The npu_module_mem.csv data is automatically collected during the profiling process. It includes the component-level memory usage, primarily recording the memory occupied by components at the time of execution on the NPU. Table 4 describes the fields.
Field |
Description |
|---|---|
Device_id |
Device ID. |
Component |
Component name. |
Timestamp(us) |
Timestamp, in μs, indicating the memory occupied by the component at the current time. |
Total Reserved(MB)&Total Reserved(KB) |
Memory usage, in MB for PyTorch and KB for MindSpore. |
Device |
Device type and device ID. Only NPUs are involved. |
operator_details.csv

Table 5 describes the information contained in the operator_details.csv file.
Field |
Description |
|---|---|
Name |
Operator name. |
Input Shapes |
Shape information. |
Call Stack |
Function call stack information. It is controlled by the with_stack field. |
Host Self Duration(us) |
Time consumed by operators on the host (excluding other internally called operators), in μs. |
Host Total Duration(us) |
Time consumed by operators on the host, in μs. |
Device Self Duration(us) |
Time consumed by operators on the device (excluding other internally called operators), in μs. |
Device Total Duration(us) |
Time consumed by operators on the device, in μs. |
Device Self Duration With AICore(us) |
Time consumed by operators executed on the AI Core on the device (excluding internally called operators), in μs. |
Device Total Duration With AICore(us) |
Time consumed by operators executed on the AI Core on the device, in μs. |
step_trace_time.csv


Table 6 describes the time statistics of computation and communication in iterations.
Field |
Description |
|---|---|
Device_id |
Device ID. |
Step |
Number of iterations. |
Computing |
Total computation time of operators on the NPU (unit: μs). |
Communication(Not Overlapped) |
Communication time (unit: μs), which is the total communication time minus the overlapping time of computation and communication. |
Overlapped |
Overlapping time of computation and communication (unit: μs). Longer overlapping time indicates better parallelism between computation and communication. Ideally, communication and computation are completely overlapped. |
Communication |
Total communication time of operators on the NPU (unit: μs). |
Free |
Total iteration time minus the computation and communication time (unit: μs).
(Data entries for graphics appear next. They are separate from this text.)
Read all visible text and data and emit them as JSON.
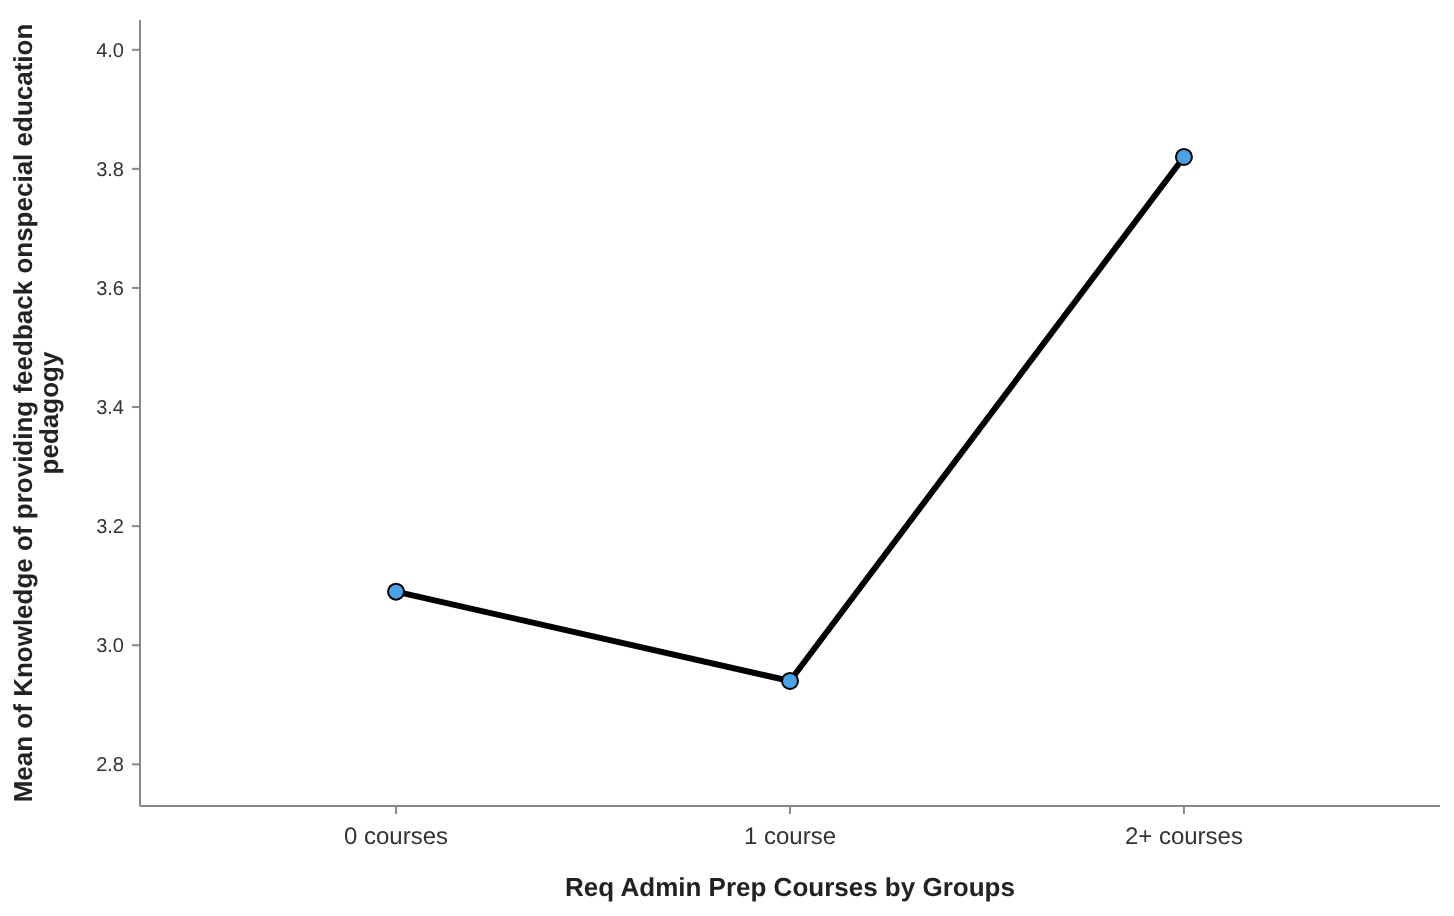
{
  "chart_data": {
    "type": "line",
    "xlabel": "Req Admin Prep Courses by Groups",
    "ylabel": "Mean of Knowledge of providing feedback onspecial education pedagogy",
    "categories": [
      "0 courses",
      "1 course",
      "2+ courses"
    ],
    "series": [
      {
        "color": "#000000",
        "values": [
          3.09,
          2.94,
          3.82
        ]
      }
    ],
    "ylim": [
      2.73,
      4.05
    ],
    "yticks": [
      2.8,
      {
        "value": 3,
        "label": "3.0"
      },
      3.2,
      3.4,
      3.6,
      3.8,
      {
        "value": 4,
        "label": "4.0"
      }
    ],
    "marker": "circle",
    "line_style": "solid"
  }
}
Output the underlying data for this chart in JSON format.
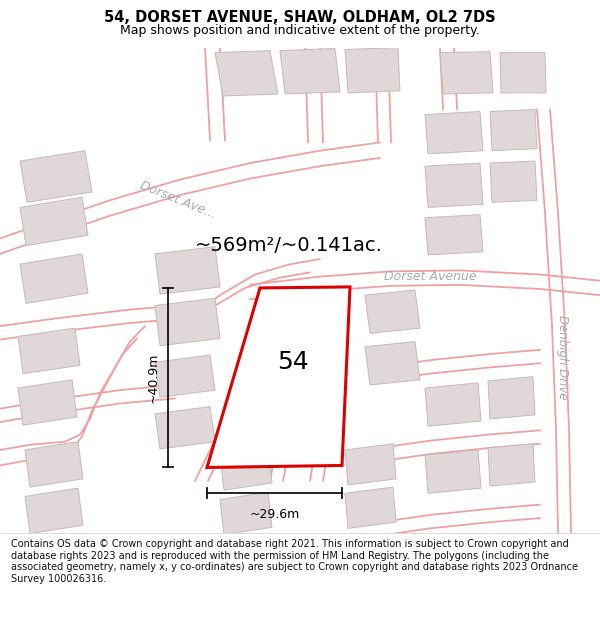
{
  "title": "54, DORSET AVENUE, SHAW, OLDHAM, OL2 7DS",
  "subtitle": "Map shows position and indicative extent of the property.",
  "area_text": "~569m²/~0.141ac.",
  "label_54": "54",
  "dim_h": "~40.9m",
  "dim_w": "~29.6m",
  "street_dorset_diag": "Dorset Ave...",
  "street_dorset_h": "Dorset Avenue",
  "street_denbigh": "Denbigh Drive",
  "footer": "Contains OS data © Crown copyright and database right 2021. This information is subject to Crown copyright and database rights 2023 and is reproduced with the permission of HM Land Registry. The polygons (including the associated geometry, namely x, y co-ordinates) are subject to Crown copyright and database rights 2023 Ordnance Survey 100026316.",
  "bg_color": "#ffffff",
  "map_bg": "#f9f6f6",
  "plot_outline_color": "#dd0000",
  "building_fill": "#e0d8d8",
  "building_edge": "#c8b8b8",
  "road_line_color": "#f0a0a0",
  "dim_line_color": "#111111",
  "street_label_color": "#aaaaaa",
  "title_fontsize": 10.5,
  "subtitle_fontsize": 9,
  "area_fontsize": 14,
  "label_fontsize": 18,
  "footer_fontsize": 7.0
}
It may include initialization, data loading, and CPU computation time. |
Stage |
Stage time, indicating the time except the receive operator time (unit: μs). |
Bubble |
Total receive time (unit: μs). |
Communication(Not Overlapped and Exclude Receive) |
Total communication time minus the overlapping time of computation and communication and the receive operator time (unit: μs). |
Preparing |
Duration from the time when the iteration starts to the time when the first computing or communication operator runs (unit: μs). |
data_preprocess.csv
The data_preprocess.csv file records the AI CPU data. The example and field description are based on aicpu (AI CPU Operator Time Consumption Details). The actual results are slightly different.
l2_cache.csv
The example and field description are based on l2_cache (L2 Cache Hit Ratio). The actual results are slightly different.
op_statistic.csv
The example and field description are based on op_statistic (Operator Calling Times and Time Consumption). The actual results are slightly different.
api_statistic.csv
The example and field description are based on api_statistic_*.csv File. The actual results are slightly different.
pcie.csv
See pcie_*.csv File for the example and field description. The actual results are slightly different.
hccs.csv
See hccs_*.csv File for the example and field description. The actual results are slightly different.
nic.csv
See nic_*.csv File for the example and field description. The actual results are slightly different.
roce.csv
See nic_*.csv File for the example and field description. The actual results are slightly different.